Chickpeas – chickpeas add plant-based protein, fibre and iron to this recipe and also a bit more texture. Chickpeas have a mild flavor and adding them to stews or salads is a great way to start eating more plant-based proteins if this is something new for you. To help absorb iron from plant-based sources, it is recommended to pair them with some Vitamin C. The tomatoes in the recipe provide that Vitamin C in this recipe to help absorption.
Onions and garlic – the base of this recipe is a simple tomato sauce and like most tomato sauces, a chopped onion and some fresh garlic are sautéed in olive oil to add some aromatic flavors.
GIve this recipe a try today and let me know what you think in the comments!
Quinoa with Spinach, Tomatoes and Chickpeas
Ingredients
- 1 tbsp olive oil
- 1 onion, chopped
- 1 clove garlic, minced
- 28 oz can of diced tomatoes, or 2-2.5 cups fresh tomatoes
- 1/2 tsp dried oregano
- 1/2 cup quinoa
- 1 can chickpeas (2 cups)
- 2 cups fresh spinach (2 big handfuls)
- Nutritional yeast or Parmesan cheese to serve (optional)
- salt
- pepper
Instructions
- Heat a skillet over medium heat. Add olive oil, onion, and garlic and cook for about 5 minutes or until the onion is softened.
- Add the tomatoes, oregano and salt. Bring to a boil. Reduce heat to medium and cook for about 5 minutes until the sauce starts to thicken.

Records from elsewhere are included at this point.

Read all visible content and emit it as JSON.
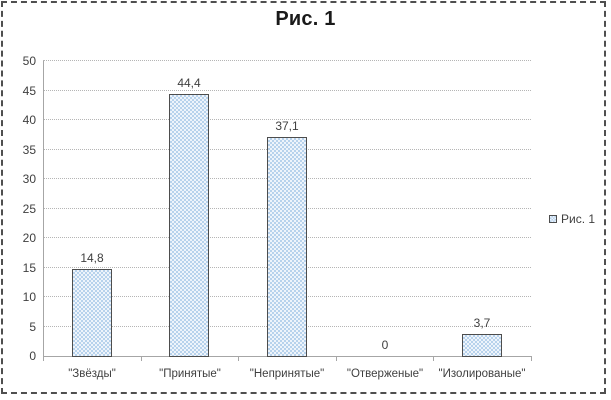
{
  "title": "Рис. 1",
  "legend": {
    "label": "Рис. 1"
  },
  "chart_data": {
    "type": "bar",
    "title": "Рис. 1",
    "categories": [
      "\"Звёзды\"",
      "\"Принятые\"",
      "\"Непринятые\"",
      "\"Отверженые\"",
      "\"Изолированые\""
    ],
    "values": [
      14.8,
      44.4,
      37.1,
      0,
      3.7
    ],
    "value_labels": [
      "14,8",
      "44,4",
      "37,1",
      "0",
      "3,7"
    ],
    "xlabel": "",
    "ylabel": "",
    "y_axis": {
      "min": 0,
      "max": 50,
      "step": 5,
      "tick_labels": [
        "0",
        "5",
        "10",
        "15",
        "20",
        "25",
        "30",
        "35",
        "40",
        "45",
        "50"
      ]
    },
    "grid": true,
    "legend_entries": [
      "Рис. 1"
    ],
    "legend_position": "middle-right",
    "colors": {
      "bar_fill_base": "#eef4fb",
      "bar_fill_dot": "#b7d2ec",
      "bar_border": "#4d4d4d",
      "gridline": "#b5b5b5",
      "axis": "#a6a6a6",
      "text": "#3f3f3f",
      "title_text": "#1a1a1a",
      "frame_border": "#4f4f4f",
      "background": "#ffffff"
    }
  }
}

- Add the quinoa, chickpeas and spinach. Cover and simmer on low-medium until the quinoa is cooked and most of the liquid from the tomatoes is absorbed. Season with more salt and pepper to taste if needed.
- If the quinoa looks dry, add a bit of water but there should be enough tomato liquid to simmer the quinoa in.
- Serve hot, topped with some grated Parmesan cheese or nutritional yeast for a vegan option.